Theatre ‘Theatre Sketches’ comprised five short plays that brilliantly portrayed myriad faces of people and society. T.K. Sadasivan
‘Theatre Sketches’, which was staged by Thrissur Nataka Sangom at T.D.M. Hall, Ernakulam, was a successful attempt that brought to the fore the power of theatre once again. With five simple, short and brilliantly directed plays, the group was able to enchant spectators. The first play of ‘Theatre Sketches’ was ‘Post Office’, an adaptation of Rabindranath Tagore’s famous play by the same name. Through the interaction of two characters – Amal, the boy who is confined to his uncle’s house, and his uncle Madhav – this short play beautifully portrays the gist of the original work. Evocative acting by Pratapan, who enacted Madhav, and Mallu P. Sekhar, who donned the role of Amal, was the highlight of the play.
The next was an adaptation of Anton Chekov’s play ‘Fat And Thin’. Two middle-aged strangers meet on a railway platform in a remote place. While they converse, they realise that they were classmates and long lost friends. Thrilled to have discovered each other, they hug and chat. In the course of their conversation, the one who looks like a villager reveals that he is a peon in an engineering college.

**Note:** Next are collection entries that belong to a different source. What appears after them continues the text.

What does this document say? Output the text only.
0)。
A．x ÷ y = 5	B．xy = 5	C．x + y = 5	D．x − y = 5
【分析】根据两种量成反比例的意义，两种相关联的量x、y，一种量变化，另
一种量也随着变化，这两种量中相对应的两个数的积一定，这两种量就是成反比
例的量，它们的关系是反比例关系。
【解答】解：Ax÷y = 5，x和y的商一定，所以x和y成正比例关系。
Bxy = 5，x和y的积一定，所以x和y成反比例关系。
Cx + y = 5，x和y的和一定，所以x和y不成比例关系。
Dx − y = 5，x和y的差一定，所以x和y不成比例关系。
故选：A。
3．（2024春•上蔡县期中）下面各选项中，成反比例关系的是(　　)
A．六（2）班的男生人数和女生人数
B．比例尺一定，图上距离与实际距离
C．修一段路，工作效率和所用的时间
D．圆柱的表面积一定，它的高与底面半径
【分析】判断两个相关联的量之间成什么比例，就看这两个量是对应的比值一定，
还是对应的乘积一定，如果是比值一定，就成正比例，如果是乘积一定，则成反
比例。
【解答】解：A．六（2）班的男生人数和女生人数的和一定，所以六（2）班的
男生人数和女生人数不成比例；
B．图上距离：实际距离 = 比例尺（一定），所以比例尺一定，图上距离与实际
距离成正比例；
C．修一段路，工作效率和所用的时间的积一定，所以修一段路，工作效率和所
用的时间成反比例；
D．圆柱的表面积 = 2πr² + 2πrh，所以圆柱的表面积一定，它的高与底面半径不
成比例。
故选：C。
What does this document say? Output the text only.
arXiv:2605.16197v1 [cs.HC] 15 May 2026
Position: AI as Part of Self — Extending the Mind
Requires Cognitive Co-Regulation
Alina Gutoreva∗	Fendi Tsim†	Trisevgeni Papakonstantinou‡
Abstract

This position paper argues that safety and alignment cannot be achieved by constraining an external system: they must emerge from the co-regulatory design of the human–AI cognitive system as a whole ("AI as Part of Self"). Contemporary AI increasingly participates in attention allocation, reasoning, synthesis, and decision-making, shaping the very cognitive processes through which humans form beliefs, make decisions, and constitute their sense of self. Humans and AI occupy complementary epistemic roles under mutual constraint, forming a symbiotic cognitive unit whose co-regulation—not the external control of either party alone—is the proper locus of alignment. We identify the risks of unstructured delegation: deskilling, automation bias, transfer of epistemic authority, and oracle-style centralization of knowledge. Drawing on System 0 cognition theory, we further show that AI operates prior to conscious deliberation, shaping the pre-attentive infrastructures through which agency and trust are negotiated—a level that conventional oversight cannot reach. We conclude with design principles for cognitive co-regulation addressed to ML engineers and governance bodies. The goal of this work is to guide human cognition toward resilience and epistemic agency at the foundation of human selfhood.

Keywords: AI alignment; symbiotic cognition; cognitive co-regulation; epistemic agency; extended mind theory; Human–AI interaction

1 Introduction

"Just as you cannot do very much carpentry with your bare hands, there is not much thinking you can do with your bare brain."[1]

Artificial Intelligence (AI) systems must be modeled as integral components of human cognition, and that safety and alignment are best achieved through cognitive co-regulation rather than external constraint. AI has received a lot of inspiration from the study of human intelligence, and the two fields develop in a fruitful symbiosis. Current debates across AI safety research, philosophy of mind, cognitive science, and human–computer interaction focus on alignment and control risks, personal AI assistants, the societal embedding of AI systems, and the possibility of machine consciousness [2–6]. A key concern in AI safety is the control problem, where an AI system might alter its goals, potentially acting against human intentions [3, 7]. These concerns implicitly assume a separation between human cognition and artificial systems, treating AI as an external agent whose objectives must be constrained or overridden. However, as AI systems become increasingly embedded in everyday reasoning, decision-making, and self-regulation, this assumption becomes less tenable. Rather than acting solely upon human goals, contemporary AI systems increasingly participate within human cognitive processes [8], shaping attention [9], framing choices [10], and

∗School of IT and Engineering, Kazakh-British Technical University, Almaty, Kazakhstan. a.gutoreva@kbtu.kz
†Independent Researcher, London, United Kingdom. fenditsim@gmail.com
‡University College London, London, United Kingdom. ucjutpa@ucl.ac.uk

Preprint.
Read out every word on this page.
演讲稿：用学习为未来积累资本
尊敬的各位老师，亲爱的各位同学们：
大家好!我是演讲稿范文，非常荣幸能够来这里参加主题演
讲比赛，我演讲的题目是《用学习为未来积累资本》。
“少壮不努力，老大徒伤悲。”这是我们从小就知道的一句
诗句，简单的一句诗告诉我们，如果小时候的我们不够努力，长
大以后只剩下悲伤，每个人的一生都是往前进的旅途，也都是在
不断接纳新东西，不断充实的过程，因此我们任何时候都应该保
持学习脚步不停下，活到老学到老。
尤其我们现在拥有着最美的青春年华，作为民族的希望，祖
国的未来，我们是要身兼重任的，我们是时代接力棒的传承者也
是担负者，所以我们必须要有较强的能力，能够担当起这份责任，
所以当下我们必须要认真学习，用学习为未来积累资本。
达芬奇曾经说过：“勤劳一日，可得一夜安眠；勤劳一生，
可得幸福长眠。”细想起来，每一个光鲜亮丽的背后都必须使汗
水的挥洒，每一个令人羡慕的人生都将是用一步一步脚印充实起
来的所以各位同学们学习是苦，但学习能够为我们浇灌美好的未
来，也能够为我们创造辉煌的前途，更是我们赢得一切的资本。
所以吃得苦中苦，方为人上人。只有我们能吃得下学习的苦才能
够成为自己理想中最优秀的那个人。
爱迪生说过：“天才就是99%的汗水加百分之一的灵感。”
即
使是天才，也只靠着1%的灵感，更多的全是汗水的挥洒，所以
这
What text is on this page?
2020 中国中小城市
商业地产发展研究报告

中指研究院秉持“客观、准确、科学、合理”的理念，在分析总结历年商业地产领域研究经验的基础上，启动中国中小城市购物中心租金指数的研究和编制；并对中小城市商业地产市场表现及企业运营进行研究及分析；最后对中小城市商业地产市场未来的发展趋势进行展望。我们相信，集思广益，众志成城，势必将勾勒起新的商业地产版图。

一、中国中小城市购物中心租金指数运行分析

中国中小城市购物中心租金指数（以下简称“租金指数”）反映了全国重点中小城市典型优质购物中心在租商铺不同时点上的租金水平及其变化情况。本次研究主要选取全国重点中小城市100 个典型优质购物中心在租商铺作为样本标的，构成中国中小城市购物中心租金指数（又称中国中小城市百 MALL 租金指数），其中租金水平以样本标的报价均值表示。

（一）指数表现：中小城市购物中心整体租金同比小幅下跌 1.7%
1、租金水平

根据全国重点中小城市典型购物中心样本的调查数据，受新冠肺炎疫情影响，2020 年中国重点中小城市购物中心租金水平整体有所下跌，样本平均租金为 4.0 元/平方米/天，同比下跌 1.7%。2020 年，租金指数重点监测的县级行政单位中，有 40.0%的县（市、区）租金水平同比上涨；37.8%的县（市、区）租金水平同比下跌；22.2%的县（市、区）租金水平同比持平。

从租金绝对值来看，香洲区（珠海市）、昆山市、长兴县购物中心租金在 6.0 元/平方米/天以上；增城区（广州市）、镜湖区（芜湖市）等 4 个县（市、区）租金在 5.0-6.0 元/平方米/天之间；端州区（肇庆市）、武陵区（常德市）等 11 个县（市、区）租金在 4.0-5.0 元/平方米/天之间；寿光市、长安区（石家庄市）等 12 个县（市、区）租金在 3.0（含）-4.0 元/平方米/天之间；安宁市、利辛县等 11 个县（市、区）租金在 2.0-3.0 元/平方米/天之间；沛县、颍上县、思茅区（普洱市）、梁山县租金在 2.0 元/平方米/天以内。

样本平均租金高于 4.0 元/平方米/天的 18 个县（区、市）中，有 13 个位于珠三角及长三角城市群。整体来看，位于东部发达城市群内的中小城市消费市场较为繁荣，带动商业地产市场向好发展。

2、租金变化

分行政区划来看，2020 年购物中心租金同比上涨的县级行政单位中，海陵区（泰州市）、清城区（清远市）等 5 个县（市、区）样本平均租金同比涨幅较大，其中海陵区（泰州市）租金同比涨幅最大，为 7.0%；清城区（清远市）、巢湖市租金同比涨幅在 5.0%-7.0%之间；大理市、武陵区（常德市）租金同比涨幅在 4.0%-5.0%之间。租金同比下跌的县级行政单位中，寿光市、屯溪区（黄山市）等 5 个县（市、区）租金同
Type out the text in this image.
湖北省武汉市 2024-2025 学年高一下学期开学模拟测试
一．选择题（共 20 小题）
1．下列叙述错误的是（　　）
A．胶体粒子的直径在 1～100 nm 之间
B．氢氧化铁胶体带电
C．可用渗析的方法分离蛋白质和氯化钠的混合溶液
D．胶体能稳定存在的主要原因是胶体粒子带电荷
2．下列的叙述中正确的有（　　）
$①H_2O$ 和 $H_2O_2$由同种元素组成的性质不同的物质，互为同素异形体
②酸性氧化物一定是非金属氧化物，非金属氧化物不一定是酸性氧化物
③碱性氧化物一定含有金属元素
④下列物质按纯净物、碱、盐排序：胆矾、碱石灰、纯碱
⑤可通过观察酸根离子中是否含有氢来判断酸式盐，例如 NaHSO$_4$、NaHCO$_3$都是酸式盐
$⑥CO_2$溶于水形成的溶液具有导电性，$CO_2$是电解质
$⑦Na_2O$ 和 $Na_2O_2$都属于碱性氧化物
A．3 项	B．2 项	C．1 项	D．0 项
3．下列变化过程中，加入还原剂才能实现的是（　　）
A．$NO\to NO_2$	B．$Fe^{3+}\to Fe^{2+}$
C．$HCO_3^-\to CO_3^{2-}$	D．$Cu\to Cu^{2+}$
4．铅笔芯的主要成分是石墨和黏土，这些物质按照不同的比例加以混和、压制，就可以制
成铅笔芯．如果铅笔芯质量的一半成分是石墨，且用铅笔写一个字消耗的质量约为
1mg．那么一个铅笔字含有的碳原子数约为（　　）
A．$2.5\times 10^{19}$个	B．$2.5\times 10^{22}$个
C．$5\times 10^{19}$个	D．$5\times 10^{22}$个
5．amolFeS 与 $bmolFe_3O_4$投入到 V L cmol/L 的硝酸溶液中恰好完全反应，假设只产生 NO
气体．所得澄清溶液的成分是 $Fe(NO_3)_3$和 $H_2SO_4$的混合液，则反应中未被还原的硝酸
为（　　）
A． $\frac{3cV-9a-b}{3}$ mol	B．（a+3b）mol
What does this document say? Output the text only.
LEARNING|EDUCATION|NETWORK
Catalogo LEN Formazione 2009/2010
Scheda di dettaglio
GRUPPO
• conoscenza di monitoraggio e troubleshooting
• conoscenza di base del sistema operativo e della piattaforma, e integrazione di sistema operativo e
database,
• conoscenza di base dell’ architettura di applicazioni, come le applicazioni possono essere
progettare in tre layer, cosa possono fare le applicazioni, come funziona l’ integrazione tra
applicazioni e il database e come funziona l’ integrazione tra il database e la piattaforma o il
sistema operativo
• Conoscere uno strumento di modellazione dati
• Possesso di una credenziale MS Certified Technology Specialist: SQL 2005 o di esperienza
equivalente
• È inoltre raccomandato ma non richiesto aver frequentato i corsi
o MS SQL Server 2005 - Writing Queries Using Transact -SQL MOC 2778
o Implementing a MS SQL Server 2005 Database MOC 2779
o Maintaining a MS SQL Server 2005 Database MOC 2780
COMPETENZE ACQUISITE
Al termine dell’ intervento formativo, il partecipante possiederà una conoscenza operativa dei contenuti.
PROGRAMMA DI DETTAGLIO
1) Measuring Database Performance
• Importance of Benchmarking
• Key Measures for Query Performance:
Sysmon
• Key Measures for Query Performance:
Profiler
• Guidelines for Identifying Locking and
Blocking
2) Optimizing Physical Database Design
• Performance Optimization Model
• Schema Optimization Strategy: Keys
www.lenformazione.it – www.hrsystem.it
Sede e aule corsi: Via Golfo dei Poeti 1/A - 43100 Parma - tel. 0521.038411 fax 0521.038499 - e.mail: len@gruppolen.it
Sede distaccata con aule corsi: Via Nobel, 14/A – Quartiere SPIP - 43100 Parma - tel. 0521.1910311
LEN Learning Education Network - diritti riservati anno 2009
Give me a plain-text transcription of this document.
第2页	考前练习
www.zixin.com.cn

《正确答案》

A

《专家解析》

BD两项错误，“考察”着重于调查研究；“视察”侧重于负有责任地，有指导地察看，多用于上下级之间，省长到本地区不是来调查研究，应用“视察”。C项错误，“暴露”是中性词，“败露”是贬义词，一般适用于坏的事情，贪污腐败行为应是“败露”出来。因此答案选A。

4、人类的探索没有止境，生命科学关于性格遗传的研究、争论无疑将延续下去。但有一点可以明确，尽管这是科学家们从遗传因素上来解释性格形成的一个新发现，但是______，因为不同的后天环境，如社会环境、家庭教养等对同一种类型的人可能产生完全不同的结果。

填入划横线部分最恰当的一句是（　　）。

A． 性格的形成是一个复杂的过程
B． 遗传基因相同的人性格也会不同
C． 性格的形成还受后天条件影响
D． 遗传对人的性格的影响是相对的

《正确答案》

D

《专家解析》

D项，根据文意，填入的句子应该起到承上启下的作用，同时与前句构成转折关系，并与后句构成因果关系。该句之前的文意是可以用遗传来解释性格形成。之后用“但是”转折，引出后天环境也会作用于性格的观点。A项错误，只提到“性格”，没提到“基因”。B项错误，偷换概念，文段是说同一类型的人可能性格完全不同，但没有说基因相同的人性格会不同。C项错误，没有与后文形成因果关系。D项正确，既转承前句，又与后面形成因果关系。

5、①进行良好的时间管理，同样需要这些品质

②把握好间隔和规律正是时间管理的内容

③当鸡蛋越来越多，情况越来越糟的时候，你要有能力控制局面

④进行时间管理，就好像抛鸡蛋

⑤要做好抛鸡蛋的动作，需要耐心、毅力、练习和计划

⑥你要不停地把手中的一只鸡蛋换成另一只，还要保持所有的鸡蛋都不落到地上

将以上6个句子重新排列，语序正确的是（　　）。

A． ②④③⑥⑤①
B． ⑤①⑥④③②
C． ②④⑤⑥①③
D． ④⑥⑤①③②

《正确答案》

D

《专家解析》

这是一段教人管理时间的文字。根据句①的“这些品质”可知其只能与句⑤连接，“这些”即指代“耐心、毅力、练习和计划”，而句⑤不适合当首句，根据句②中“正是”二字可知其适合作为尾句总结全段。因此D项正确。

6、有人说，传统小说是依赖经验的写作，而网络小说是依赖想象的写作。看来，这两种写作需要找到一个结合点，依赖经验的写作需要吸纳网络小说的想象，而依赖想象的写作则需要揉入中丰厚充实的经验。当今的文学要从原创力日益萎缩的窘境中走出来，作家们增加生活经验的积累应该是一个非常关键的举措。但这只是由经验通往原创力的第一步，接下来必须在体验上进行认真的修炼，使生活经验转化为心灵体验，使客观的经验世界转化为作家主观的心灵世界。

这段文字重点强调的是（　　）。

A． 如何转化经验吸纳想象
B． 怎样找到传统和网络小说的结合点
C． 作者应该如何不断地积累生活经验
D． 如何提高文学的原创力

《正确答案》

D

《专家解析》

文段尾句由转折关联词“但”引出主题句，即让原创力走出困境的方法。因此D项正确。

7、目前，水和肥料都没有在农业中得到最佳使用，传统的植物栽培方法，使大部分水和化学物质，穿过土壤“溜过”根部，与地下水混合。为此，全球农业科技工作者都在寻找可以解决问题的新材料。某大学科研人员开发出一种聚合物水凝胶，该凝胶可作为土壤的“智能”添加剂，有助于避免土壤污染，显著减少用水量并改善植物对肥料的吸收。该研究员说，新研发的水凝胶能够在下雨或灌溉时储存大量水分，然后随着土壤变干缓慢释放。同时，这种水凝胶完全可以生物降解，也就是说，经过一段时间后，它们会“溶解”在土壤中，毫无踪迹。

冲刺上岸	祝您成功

But, to his surprise, he learns that his childhood friend is now an Under Secretary in the Education Department in Delhi! The mood changes and the villager vanishes into the crowd. Excellent acting by Sudhi Vattitappinni (the villager), and K.B. Hari made the play memorable.
Unlike the previous play, which delineated how social standing could render asunder a friendship, the next one, ‘Paalam’, highlighted man’s ability to connect and overcome barriers of society and language. Written by renowned playwright Jayaprakash Kuloor, the play's original dialogues are in Malayalam. But the actors’ improvised snatches of gibberish struck a chord with the audience. A policeman guarding a prohibited area strictly enforces the rules as a dutiful servant. But, one days he falls asleep and when he wakes up, he finds that a stranger has encroached into the area and is fishing from the bridge. Soon they strike a chord in a language known only to both of them, become friends and fish together. The play talks about the bridge that can be easily built in every human relationship. C.R. Rajan and Sudhi came up with excellent performances as the policeman and the stranger, respectively.
‘Sinkiti’ (Aid), written by the late poet Kunjunni Master, was the fourth play. ‘Sinkiti’ is caught red handed by his boss, a landlord, while he embezzles cash from the sale proceeds of coconuts. But instead of dismissing Sinkiti, the boss presents the matter dramatically and then sacks ‘Sinkiti’. Again, it is the dialogues that poke fun at the verbal games people indulge in. Hari as the boss and Sudhi as Sinkiti portrayed the two characters realistically.
The last play in the ‘Theatrical Sketches’, was ‘46 Chromosomes’, an adaptation of a Gujarati play written by Sreekant Shah. A doctor has to deal with a famer who feels his organs are taking over his body and a youngster who insists on speaking gibberish after his education abroad.
“Through this satire, we wanted to depict the abuse of fertilisers and the over enthusiasm of our parents to send their children abroad for their education,” says K.B. Hari of Thrissur Nataka Sangom. Hari, Sudhi, Prabalan Meloor, C.R.Rajan and O.C.Martin were the actors in the play.
The event was organised by Bank Employees Arts Movement,(Ernakulam) and Ernakulam Karayogam.